Bob McNally, president of the Rapidan Group and a former White House energy advisor, said Salman will come to the White House with a "long list" of topics to discuss. This includes Iran, Saudi nuclear plants, the Saudi Aramco IPO, and Saudi investments in the US, including investments in the energy sector.

McNally said he doubted direct oil market issues would arise given the current, relative stability of crude prices.

"Oil just isn't high on the list of priorities these days, not like it was five or 10 years ago," said Reed.

Similarly, David Goldwyn, president of Goldwyn Global Strategies and the State Department's special envoy and coordinator for international energy affairs from 2008 to 2011, said he doubted there would be much, if any, talk of shale or the oil market.

Goldwyn said that US support for Saudi Arabia's nuclear energy program, standards for overseas nuclear technology sales and, potentially, the Aramco IPO, may all be discussed.

IRAN DEAL

Salman's meeting with Trump will take place a week after Trump fired Rex Tillerson as secretary of state and named CIA Director Mike Pompeo his replacement.

Tillerson, the former CEO of ExxonMobil, has pushed for the US to stay in the Iran nuclear deal, but Pompeo has been a harsh critic of the deal.
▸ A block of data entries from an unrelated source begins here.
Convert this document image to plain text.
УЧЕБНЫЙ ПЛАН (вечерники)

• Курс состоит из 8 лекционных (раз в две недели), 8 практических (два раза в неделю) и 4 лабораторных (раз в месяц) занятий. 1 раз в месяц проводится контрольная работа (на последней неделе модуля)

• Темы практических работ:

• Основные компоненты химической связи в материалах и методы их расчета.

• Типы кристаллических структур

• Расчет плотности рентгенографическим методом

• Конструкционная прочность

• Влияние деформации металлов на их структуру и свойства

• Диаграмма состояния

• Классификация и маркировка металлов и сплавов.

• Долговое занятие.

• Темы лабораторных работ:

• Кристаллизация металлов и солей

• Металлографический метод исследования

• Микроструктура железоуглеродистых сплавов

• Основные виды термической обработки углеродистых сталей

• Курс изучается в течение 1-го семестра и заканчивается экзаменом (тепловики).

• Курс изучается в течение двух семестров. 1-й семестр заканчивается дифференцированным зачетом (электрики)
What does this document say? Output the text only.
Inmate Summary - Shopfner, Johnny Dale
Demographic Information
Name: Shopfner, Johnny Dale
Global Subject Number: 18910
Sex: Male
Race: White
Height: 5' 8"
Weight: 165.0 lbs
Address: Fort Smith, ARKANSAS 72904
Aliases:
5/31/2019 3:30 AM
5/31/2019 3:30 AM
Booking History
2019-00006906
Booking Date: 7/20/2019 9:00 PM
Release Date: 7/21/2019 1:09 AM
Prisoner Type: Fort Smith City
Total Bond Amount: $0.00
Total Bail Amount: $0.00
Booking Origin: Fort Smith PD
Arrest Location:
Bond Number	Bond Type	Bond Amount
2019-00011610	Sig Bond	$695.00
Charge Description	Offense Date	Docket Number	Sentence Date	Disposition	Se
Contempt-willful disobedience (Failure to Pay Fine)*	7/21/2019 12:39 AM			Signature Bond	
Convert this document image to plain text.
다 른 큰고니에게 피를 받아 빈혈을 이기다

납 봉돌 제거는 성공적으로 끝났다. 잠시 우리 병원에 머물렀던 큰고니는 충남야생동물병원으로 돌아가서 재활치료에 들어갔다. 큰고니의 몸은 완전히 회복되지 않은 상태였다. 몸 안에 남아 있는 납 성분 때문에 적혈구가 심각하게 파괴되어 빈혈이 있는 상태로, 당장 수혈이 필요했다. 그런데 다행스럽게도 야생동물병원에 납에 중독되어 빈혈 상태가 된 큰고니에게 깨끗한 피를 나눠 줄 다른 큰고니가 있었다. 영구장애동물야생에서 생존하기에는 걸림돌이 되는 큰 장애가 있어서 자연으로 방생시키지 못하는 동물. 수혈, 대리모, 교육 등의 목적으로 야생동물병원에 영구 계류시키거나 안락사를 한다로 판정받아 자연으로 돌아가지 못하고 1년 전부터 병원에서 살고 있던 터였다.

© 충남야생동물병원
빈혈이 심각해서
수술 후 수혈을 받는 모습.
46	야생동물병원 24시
May 12 is the next deadline for the US to waive oil-related sanctions on Tehran as part of the Joint Comprehensive Plan of Action. Trump has said he would refuse to authorize that waiver again if the US Congress and European partners do not "fix" terms of the nuclear agreement.

Wald said Friday that she expects the Iran deal to be "front and center" in the meeting between Trump and Salman Tuesday.

The deal was aimed at preventing Iran from developing nuclear weapons, which Salman discussed in an interview with "60 Minutes," scheduled to air Sunday.

"Saudi Arabia does not want to acquire any nuclear bomb, but without a doubt, if Iran developed a nuclear bomb, we will follow suit as soon as possible," Salman said in the interview, according to an excerpt released by CBS this week.